I ordered a bottle of jojoba oil off Amazon and waited anxiously for it to arrive. I started using it to wash off my make up, followed by Soap & Glory's Peaches & Clean Cleanser; I also added a few drops to my tried-and-true SPF moisturizer during the day. I really worried that it would make my make up slide off and I needed my make up to stay put to hide my skin.
Within 2 weeks, I noticed a difference. One day I woke up and... my skin was clear. I had a few healing pimples, but nothing new. I remember putting on make up and thinking, "I'm only covering scars, nothing new, wow." Within a month, I noticed the biggest difference: during my cycle, I only got one cyst. One cyst. That's a record--and it went away within 2 days, instead of the usual 7-10 days.
By the second month, my skin was clear most of the month with only one new pimple when I ovulated and one when I started a new cycle. It was like a miracle.

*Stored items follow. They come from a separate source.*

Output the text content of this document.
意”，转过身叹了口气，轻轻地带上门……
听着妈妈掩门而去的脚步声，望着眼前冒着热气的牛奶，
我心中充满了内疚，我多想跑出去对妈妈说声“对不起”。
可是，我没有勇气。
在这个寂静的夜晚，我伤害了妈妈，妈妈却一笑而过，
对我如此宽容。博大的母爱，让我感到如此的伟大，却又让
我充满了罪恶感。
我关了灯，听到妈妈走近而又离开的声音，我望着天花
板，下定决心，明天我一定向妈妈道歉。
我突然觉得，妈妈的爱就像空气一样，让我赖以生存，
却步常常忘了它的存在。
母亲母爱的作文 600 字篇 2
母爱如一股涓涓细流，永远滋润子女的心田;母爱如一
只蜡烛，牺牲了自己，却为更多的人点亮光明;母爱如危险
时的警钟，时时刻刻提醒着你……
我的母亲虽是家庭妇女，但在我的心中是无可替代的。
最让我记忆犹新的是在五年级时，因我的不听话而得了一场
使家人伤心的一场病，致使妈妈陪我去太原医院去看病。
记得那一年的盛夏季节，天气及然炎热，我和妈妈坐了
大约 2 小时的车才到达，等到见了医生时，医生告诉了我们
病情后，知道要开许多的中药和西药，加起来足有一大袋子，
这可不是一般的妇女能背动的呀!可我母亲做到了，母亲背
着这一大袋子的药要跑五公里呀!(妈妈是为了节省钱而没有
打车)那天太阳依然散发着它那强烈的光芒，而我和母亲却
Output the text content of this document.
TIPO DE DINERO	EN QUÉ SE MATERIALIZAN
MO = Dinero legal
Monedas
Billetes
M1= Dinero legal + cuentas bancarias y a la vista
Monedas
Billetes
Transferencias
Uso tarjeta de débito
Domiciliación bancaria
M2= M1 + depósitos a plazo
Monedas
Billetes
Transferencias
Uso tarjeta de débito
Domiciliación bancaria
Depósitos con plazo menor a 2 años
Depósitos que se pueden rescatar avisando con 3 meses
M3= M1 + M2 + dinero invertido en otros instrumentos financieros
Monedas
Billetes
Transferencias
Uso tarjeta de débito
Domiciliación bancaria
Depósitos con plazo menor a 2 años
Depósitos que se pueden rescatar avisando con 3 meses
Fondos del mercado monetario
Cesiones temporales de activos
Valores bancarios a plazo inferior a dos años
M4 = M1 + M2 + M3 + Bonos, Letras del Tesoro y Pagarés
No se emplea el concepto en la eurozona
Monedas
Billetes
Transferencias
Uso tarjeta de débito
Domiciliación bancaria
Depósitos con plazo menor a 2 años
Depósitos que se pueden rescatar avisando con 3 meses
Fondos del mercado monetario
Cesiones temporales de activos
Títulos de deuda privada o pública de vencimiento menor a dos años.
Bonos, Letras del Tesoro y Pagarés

I felt like I had been wasting my entire life when I had read the answer years ago and just refused to believe it. I was so excited. So beyond excited.
For the first time in my life, my skin is clear. I still really struggle with my confidence regarding my skin; it is a major issue for me still because I lived with it for so long. And I have so much sympathy and love for people who experience and struggle with acne; if you've never had severe acne, you truly have no idea what it's like to live with it. And the things people say about it to you are the worst.
The one thing I notice most is that, if someone has good skin (usually, it's just genetic) they offer their skincare routine up as an example for others to use--as if, "well it works for me, it will work for you." And the reality is, if you've never had severe acne, you are pretty privileged and your individual experience with skincare isn't going to help anyone! (Is that too harsh?)
The other thing I noticed most throughout my journey was that people just assumed I didn't wash my face or that I didn't know how bad my skin was; if anything, I spent more time and money on skincare than anyone else I knew. I had a nightly skincare routine from the age of 11 onward. I washed my face twice a day, religiously, for 18 years. I never didn't wash my face. Even in college when I would be out until 2am, I would wash my face when I got back. This is the most hurtful assumption that people make about those with acne: they assume they have the answers and that we are just being stupid and not looking for them.
I hope this post strikes a chord with you. If you are suffering from acne and aren't sure what to do, just know that it is possible to find something that works. Don't be afraid to try the thing that seems most impossible (jojoba oil). My number one wish is that I can prevent someone from waiting until they are 29 years old to have good skin.